Além disso, perante o contexto financeiro e económico dos seus membros, a NATO deve ser capaz de estabelecer parcerias estratégicas com a União Europeia (UE) e a Rússia, em função dos imperativos operacionais e dos pontos de contacto que existem com Moscovo. O empenho no problema turco-cipriota, na institucionalização da relação NATO-UE, num sistema de defesa antimíssil que inclua Moscovo, na relação de confiança que possa no futuro levar a novos alargamentos, são linhas por onde a nato deve caminhar. Em boa verdade, o conceito estratégico de Lisboa remete para esta narrativa, embora pudesse ter ido mais longe na relação com a UE.

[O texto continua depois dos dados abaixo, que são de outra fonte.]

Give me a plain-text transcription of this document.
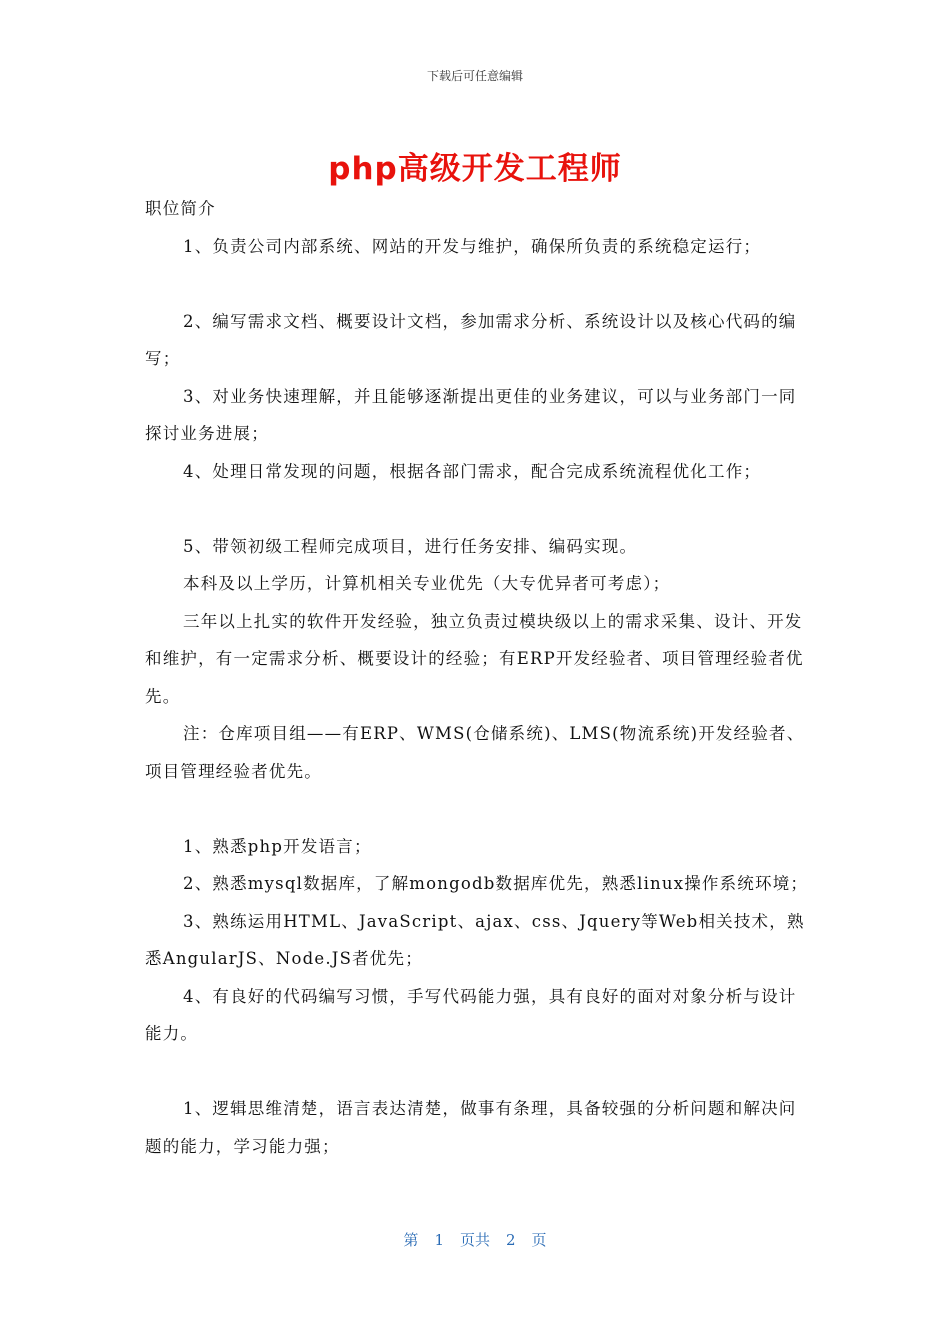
下载后可任意编辑
php高级开发工程师

职位简介

1、负责公司内部系统、网站的开发与维护，确保所负责的系统稳定运行；

2、编写需求文档、概要设计文档，参加需求分析、系统设计以及核心代码的编写；

3、对业务快速理解，并且能够逐渐提出更佳的业务建议，可以与业务部门一同探讨业务进展；

4、处理日常发现的问题，根据各部门需求，配合完成系统流程优化工作；

5、带领初级工程师完成项目，进行任务安排、编码实现。

本科及以上学历，计算机相关专业优先（大专优异者可考虑）；

三年以上扎实的软件开发经验，独立负责过模块级以上的需求采集、设计、开发和维护，有一定需求分析、概要设计的经验；有ERP开发经验者、项目管理经验者优先。

注：仓库项目组——有ERP、WMS(仓储系统)、LMS(物流系统)开发经验者、项目管理经验者优先。

1、熟悉php开发语言；

2、熟悉mysql数据库，了解mongodb数据库优先，熟悉linux操作系统环境；

3、熟练运用HTML、JavaScript、ajax、css、Jquery等Web相关技术，熟悉AngularJS、Node.JS者优先；

4、有良好的代码编写习惯，手写代码能力强，具有良好的面对对象分析与设计能力。

1、逻辑思维清楚，语言表达清楚，做事有条理，具备较强的分析问题和解决问题的能力，学习能力强；

第 1 页共 2 页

Goldgeier encara o papel da NATO em função do carácter global das ameaças e das parcerias que foi construindo (Austrália, Coreia do Sul, Japão, etc.) e dos interesses dos Estados Unidos. Ou seja, a NATO enquanto organização regional tem interesses e visões para além da sua zona geográfica e se souber potenciar o seu papel face a este quadro garante o interesse e o investimento de Washington.

Goldgeier, porém, não desenvolve três importantes pontos. Primeiro, não esclarece se missões do tipo Afeganistão podem ser o modus operandi da NATO no futuro. Segundo, que relação pode ser estabelecida com as Nações Unidas ou instituições financeiras globais, importantes na solução de cenários críticos como o Afeganistão. Terceiro, nenhuma observação sobre o potencial ameaçador que o Paquistão representa o que, em último caso, pode manter a nato na região mais tempo do que o previsto. Tem aqui margem suficiente para o próximo policy paper.

 

Ronald D. Asmus,  A Little War that Shook the World: Georgia, Russia, and the Future of the West

Nova York, Palgrave Macmillan, 2010, 254 pp.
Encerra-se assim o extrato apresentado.